腸内細菌は、残りかすが腹の中で腐って有害物質をつくり出したりしないように、腸の中を健康な状態に保ちつつ、さらには「蠕動(ぜんどう)運動」という腸の動きを活発にしながら、キレイに排泄されるように「酵素」で分解していい便をつくります。腸内細菌は体に必要なビタミンやホルモンをつくり出してくれることもわかっています。
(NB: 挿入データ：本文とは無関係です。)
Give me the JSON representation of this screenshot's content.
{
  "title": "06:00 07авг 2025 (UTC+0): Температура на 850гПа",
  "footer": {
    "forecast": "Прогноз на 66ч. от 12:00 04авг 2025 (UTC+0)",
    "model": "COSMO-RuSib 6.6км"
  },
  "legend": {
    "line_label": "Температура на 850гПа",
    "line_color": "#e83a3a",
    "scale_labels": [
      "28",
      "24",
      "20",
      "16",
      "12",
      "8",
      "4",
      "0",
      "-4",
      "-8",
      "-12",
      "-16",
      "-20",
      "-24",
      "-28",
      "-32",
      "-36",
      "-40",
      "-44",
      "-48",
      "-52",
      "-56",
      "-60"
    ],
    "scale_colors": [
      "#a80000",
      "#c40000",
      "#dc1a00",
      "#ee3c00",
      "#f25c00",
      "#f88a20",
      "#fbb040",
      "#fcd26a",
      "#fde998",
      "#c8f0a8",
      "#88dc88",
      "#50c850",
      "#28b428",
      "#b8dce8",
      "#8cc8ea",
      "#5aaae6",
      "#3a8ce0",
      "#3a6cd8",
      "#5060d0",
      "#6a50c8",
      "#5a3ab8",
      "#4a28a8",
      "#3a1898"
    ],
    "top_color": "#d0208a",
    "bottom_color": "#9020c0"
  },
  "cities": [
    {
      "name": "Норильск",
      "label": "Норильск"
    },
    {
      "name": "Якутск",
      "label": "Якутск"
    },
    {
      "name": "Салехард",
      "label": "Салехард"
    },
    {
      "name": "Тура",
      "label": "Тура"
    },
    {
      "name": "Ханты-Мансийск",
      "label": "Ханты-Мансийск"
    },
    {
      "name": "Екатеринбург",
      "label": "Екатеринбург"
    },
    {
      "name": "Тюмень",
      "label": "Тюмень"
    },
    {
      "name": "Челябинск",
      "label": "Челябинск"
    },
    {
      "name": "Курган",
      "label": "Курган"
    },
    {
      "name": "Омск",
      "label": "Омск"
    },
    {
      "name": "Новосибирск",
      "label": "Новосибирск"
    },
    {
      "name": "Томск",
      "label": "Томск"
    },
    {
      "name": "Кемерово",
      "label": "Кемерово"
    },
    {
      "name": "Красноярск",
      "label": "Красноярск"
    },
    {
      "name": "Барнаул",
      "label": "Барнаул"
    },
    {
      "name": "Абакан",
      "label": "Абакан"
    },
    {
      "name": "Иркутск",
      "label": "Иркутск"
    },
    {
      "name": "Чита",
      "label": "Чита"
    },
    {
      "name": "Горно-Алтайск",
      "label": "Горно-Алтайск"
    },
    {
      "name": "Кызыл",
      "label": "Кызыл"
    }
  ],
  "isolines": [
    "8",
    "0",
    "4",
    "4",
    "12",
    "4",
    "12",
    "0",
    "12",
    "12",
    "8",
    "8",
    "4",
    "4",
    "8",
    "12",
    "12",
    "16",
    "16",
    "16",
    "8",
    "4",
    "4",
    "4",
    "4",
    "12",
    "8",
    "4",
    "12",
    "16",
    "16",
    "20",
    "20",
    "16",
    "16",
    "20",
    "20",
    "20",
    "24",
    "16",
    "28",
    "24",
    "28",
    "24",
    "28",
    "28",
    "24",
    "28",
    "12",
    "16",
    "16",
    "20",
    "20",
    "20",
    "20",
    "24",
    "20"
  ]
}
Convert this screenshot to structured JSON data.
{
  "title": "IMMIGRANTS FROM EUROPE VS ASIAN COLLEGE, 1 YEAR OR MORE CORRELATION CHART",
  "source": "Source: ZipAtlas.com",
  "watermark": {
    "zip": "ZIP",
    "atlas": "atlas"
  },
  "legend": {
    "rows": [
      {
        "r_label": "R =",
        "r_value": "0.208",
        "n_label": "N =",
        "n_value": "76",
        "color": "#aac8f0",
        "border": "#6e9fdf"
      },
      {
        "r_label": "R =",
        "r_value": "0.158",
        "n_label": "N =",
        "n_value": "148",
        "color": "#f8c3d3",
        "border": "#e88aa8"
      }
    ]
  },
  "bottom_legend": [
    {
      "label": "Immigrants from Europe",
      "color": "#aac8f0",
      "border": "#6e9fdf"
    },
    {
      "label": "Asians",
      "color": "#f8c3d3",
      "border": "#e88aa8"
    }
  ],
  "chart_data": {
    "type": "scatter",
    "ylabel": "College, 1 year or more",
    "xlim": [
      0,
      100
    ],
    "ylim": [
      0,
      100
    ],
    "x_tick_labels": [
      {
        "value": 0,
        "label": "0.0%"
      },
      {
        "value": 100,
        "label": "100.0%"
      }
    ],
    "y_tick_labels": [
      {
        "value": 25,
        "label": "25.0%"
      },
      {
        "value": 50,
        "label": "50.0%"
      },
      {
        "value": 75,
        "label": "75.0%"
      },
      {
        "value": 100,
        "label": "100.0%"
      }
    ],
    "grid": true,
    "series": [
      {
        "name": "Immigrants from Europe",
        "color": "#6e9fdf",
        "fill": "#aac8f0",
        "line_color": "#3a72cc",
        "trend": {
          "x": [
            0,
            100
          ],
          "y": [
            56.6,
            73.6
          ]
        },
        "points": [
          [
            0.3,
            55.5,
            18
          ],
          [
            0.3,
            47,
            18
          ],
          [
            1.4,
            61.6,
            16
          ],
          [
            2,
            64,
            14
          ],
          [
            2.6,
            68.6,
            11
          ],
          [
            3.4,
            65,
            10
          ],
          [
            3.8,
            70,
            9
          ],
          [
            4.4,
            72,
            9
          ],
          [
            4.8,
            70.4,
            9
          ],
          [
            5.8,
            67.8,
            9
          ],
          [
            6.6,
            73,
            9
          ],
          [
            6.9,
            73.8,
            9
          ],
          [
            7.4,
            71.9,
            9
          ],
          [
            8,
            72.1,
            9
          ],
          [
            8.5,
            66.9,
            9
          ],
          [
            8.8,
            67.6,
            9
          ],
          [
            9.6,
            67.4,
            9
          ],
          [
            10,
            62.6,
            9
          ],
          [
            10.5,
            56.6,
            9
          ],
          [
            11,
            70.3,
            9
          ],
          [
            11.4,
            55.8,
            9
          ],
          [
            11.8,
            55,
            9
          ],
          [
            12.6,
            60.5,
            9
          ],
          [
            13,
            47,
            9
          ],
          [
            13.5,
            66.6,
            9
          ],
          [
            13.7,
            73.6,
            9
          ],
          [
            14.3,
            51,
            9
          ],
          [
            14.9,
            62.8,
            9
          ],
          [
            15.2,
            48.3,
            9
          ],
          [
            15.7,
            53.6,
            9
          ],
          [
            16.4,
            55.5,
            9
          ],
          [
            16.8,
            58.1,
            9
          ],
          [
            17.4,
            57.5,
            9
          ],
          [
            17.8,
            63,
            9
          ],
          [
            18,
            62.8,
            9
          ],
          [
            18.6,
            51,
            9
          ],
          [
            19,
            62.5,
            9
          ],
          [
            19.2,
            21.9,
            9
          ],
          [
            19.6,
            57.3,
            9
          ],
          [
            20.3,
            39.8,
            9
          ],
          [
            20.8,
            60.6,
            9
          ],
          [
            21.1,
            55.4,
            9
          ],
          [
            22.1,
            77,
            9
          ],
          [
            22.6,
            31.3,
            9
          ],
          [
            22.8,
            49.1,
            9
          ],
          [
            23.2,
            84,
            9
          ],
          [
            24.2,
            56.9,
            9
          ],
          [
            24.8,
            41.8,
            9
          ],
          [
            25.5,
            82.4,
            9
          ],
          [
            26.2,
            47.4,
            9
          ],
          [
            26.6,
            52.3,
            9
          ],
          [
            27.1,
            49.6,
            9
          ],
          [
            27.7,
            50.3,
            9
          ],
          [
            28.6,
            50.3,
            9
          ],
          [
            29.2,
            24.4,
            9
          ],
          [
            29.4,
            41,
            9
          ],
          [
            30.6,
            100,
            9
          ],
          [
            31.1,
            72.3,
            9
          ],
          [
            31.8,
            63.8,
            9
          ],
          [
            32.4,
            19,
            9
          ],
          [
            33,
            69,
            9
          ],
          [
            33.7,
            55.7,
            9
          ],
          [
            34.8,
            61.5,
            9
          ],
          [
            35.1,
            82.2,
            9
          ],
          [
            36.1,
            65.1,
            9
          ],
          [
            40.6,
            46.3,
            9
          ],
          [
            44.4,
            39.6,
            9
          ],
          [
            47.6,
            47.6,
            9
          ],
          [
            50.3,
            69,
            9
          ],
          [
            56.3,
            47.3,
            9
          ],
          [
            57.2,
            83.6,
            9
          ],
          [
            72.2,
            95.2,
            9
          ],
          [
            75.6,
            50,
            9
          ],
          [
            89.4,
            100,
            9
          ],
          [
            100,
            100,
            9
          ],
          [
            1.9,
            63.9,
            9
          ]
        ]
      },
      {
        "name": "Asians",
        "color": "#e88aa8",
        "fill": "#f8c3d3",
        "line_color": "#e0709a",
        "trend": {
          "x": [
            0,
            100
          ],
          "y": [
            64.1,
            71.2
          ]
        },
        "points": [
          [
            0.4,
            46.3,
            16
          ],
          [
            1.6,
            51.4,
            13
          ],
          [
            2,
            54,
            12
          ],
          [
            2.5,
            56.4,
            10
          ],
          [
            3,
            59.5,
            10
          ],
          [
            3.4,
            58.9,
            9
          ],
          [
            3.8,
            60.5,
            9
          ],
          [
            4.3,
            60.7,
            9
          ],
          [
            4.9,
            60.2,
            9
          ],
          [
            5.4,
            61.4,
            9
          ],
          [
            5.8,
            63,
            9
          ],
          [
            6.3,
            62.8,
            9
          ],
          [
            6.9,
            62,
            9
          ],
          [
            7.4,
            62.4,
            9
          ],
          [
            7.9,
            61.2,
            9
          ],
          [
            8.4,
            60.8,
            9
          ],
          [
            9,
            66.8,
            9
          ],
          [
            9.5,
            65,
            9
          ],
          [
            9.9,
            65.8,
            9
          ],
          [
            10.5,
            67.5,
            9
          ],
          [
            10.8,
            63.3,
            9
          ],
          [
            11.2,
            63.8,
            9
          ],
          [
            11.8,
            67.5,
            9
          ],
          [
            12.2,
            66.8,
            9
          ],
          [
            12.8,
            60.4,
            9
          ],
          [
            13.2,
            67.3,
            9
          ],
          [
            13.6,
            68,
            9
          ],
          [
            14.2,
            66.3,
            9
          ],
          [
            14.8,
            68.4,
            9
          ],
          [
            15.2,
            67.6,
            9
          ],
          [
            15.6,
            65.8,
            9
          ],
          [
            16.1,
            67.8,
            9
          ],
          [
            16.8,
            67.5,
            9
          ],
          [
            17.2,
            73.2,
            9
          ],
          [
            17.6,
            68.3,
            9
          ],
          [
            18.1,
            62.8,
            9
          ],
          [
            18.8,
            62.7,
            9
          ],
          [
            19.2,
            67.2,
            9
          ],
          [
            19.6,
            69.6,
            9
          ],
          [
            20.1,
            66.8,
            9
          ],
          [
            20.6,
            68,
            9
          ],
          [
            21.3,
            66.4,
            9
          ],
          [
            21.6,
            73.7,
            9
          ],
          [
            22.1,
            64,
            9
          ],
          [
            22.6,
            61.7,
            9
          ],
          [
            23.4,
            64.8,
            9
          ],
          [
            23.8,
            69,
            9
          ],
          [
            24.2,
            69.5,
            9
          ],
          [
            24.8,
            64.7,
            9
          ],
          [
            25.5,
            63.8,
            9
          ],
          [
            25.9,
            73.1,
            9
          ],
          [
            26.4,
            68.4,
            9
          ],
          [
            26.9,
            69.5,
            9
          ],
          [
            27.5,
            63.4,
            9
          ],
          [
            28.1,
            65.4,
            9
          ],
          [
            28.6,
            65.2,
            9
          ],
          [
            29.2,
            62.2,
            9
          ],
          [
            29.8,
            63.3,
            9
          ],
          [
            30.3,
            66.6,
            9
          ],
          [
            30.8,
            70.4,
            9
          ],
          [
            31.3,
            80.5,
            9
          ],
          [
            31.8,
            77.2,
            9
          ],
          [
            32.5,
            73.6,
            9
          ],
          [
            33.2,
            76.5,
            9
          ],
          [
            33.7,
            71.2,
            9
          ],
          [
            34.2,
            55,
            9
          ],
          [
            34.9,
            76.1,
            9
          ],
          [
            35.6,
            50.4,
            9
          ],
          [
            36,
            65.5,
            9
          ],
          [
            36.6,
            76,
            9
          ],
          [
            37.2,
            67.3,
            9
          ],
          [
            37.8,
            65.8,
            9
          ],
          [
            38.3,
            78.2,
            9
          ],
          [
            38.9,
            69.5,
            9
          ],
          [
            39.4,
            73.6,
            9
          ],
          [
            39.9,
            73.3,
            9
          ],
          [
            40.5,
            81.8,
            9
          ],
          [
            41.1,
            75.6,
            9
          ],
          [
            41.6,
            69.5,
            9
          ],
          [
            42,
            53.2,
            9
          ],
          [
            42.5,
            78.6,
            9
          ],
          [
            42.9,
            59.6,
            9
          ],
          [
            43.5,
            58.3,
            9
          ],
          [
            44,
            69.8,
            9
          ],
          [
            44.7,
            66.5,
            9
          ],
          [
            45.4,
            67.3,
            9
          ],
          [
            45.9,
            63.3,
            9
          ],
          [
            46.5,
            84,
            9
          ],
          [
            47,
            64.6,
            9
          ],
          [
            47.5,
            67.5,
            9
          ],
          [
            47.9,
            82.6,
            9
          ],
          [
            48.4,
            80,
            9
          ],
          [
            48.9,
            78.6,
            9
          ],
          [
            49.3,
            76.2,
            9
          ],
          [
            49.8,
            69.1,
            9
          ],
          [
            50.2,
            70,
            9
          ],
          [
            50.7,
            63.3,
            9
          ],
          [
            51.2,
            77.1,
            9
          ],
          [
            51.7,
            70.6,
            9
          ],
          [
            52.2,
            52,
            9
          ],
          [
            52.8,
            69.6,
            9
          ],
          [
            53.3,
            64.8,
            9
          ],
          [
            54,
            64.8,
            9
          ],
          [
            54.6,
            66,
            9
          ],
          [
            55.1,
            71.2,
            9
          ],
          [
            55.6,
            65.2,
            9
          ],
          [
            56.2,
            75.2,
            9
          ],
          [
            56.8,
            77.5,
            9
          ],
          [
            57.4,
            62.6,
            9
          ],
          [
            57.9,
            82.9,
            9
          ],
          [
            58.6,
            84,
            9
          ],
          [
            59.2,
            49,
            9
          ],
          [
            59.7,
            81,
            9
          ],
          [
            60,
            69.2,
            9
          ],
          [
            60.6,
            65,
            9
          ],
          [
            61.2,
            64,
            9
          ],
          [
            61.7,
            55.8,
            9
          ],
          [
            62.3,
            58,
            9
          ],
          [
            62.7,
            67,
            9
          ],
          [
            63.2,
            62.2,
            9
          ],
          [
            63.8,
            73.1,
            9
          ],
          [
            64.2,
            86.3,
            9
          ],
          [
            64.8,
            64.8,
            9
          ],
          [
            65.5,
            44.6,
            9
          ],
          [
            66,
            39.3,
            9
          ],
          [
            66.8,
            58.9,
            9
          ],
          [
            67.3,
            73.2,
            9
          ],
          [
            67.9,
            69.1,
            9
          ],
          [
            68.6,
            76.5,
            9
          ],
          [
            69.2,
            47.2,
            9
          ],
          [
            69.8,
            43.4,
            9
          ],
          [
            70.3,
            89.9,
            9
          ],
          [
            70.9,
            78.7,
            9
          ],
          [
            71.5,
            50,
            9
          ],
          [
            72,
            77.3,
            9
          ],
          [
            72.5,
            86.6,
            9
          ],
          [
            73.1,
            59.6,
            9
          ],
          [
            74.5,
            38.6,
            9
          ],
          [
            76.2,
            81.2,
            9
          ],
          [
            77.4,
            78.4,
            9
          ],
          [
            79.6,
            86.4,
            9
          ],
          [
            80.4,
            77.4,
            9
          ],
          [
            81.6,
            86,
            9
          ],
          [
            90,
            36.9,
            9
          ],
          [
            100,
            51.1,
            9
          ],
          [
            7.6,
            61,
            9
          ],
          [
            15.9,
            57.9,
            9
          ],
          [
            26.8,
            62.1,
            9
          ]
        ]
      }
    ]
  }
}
特に甘いデザートなどでオーバー気味の糖を代謝分解したり、脂っこい食事でとり過ぎたコレステロールを代謝して体に必要なホルモンをつくりだしてくれます。

最新の研究で明らかになったことは、脂っこい食事、甘いお菓子、ジュース、ジャンクフードなどばかり食べていると、それを好む腸内細菌がお腹の中を占拠して、その腸内細菌が腸の近くにある迷走神経という神経にサインを送り、脳に「もっと脂っこい食事を食べろ」「もっと甘いものを食べろ」と指令を出してしまうために、悪い食生活のスパイラルができ上がってしまうのです。つまり、悪い食生活を送っていると、悪い食生活を好む腸内細菌がすみついて、あなたの食の好みまで腸内細菌にコントロールされて、どんどん悪い食生活がエスカレートしていくというのです。腸内細菌の働きを悪化させる原因は、ストレス、不健康な食生活、抗生物質などの薬、疲労、睡眠不足。そして年齢を重ねるごとに腸内細菌の働きも衰えていきます。

腸内細菌の働きが衰えたままの状態が続くと、便秘、下痢、肌荒れ、ニキビ、じんましん、お腹の張り、臭いおなら、体臭などを引き起こし、風邪や感染症などを起こしやすくなります。腸内細菌の働きを高めるには、まず腸内細菌にとって有用な仲間になる「乳酸菌」を摂り、乳酸菌のエサになる食物繊維が豊富な野菜、果物、豆類をたくさん摂り、3度の食事をバランスよく食べて、よく動くことを心がけます。乳酸菌は、ヨーグルト、乳酸菌飲料、漬け物、みそ、しようゆなどの発酵食品に含まれていますし、乳酸菌のサプリメントなども腸内細菌の味方になりますので、心がければ手軽に取り入れることができます。